Encouraging women’s empowerment and diversifying their income-generating activities is the motivation behind this innovative pilot project, set up by ICI and financed by Nestlé. The creation of the project, to promote the hydroponic cultivation of tomatoes, builds on the success and enthusiasm of a number of already existing women’s village savings and loans groups (VSLAs) and brings together 120 women from Ahondo (12km from Taabo) divided into groups of 30 women.

A large 150 m2 greenhouse has been built for the project and two technicians provide training on the technique (which involves growing crops out of the soil using a precise irrigation system) over a three-month period. The women began last month, by learning how to set up a nursery with the help of the trainers. Then, a few weeks later they learnt how to transplant the tomato plants and how to set up the watering system.

The technique is carried out using around 600 buckets slightly perforated and fed through a drip system from the water tower installed on the site and drawing its source from the Bandama River, near the greenhouse. These plants will remain for two months and will allow the participants to improve and deepen their knowledge of the technique. This type of hydroponic farming uses less water and space than traditional agriculture and is designed so that the plants come to maturity quicker, thereby helping to preserve the environment in cocoa-growing areas.

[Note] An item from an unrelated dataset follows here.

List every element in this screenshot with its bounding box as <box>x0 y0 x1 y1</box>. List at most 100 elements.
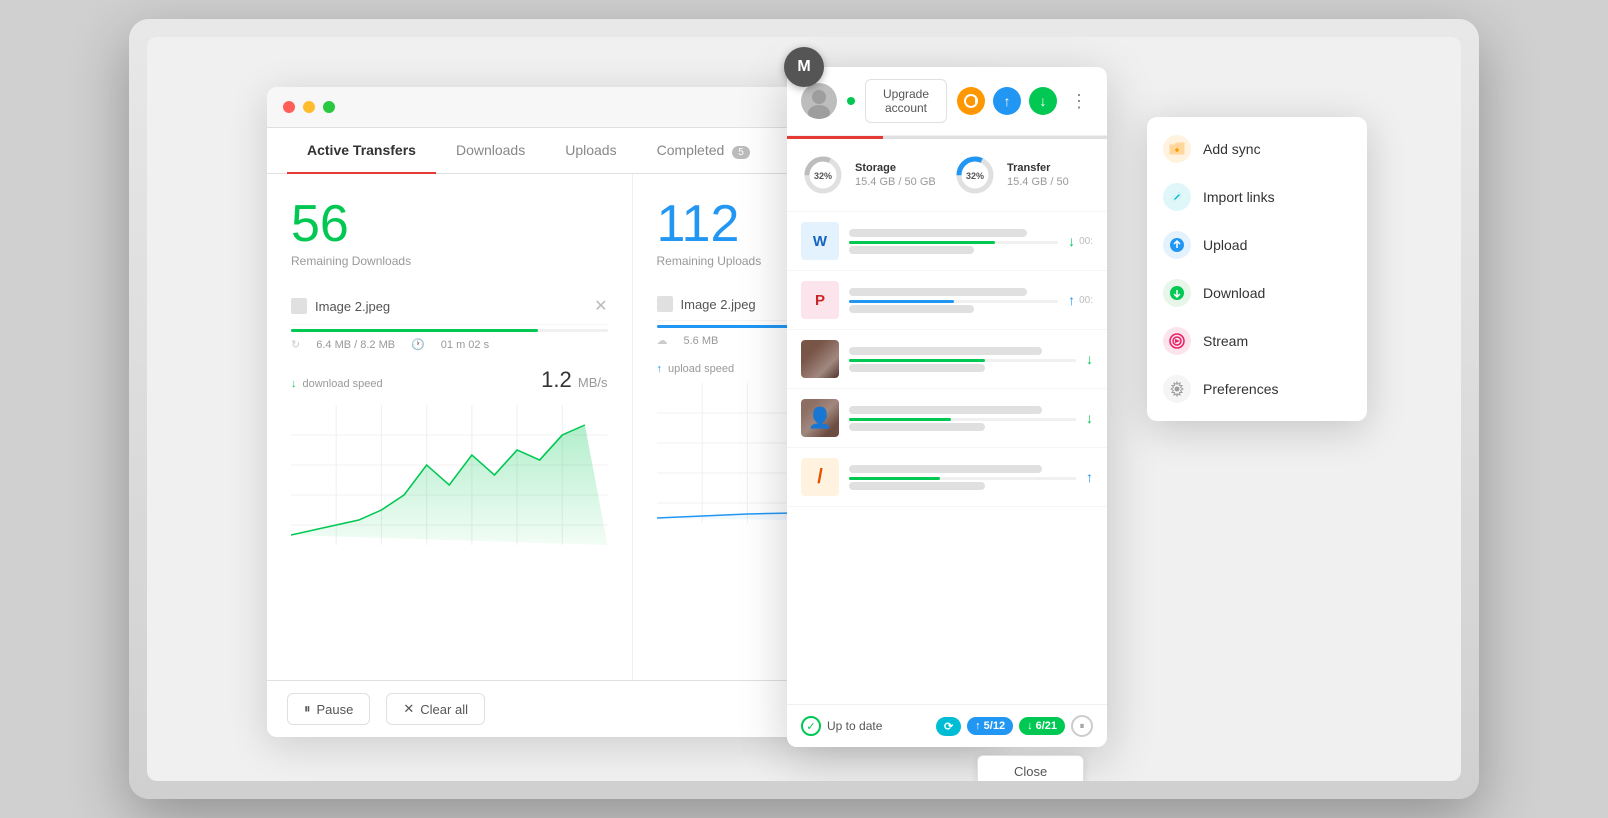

N’guessan Akissi Léa, Koffi Brou Caroline (president of the women of Ahondo) and Koffi Niamké Alida are from different VSLAs and have been previously involved in Dual Nestlé (a community development activity from Nestlé). They shared with us their first impression of this innovative project and the impact it will have on their lives.

“I got involved in this activity to be able to support my husband and follow the children closely, to take care of them. I am proud to be in this programme. I am sure that thanks to this project, my children will succeed tomorrow,” confided N’guessan Akissi Léa, president of Dual Nestlé and mother of five children. This same sentiment was shared by Koffi Brou Caroline, president of the Ahondo women’s group. For her, the choice of the tomato is because it is a “staple yet perishable food”. The ability to generate income for the household and better support the needs of their children, explains the dedication these women are bringing to this new activity.

Beyond hydroponic cultivation

While it is true that the training focuses on the hydroponic cultivation of tomatoes, the women have decided through their own initiative to make the most of the space they have obtained by growing other products. Lettuce and okra are also being cultivated and women are able to benefit from the technical support of the project technicians for these crops too. Mr. Konan N’Guessan Vincent, in charge of the training, pointed out “the women are motivated, they want this experimental phase to succeed and for the site to be multiplied,” as they are “aware that this plot of land and greenhouse is insufficient for all of them,” he said.

This culture should produce around half a ton of tomatoes. The profits of their sale will allow the women, in addition to the other crops produced, to substantially increase their income. This income can either be reinvested in the expansion of the site, or used to support their families or their children’s education. “I have now learnt how to plant tomatoes. I know that this will pay in the future and help me to take care of my children”, said N’guessan Akissi Léa. The women have already started lining up potential buyers. “We have already started to look for markets. We have had some customers,” said Koffi Brou Caroline, who is eager to see the fruits of their efforts.

The project, which is in its pilot phase, also involves 30 women from the community of Bécédi-Brignan (Adzopé department). In the long term, the project aims to help empower women in cocoa farming communities and reduce child labour by providing additional income to support children’s education.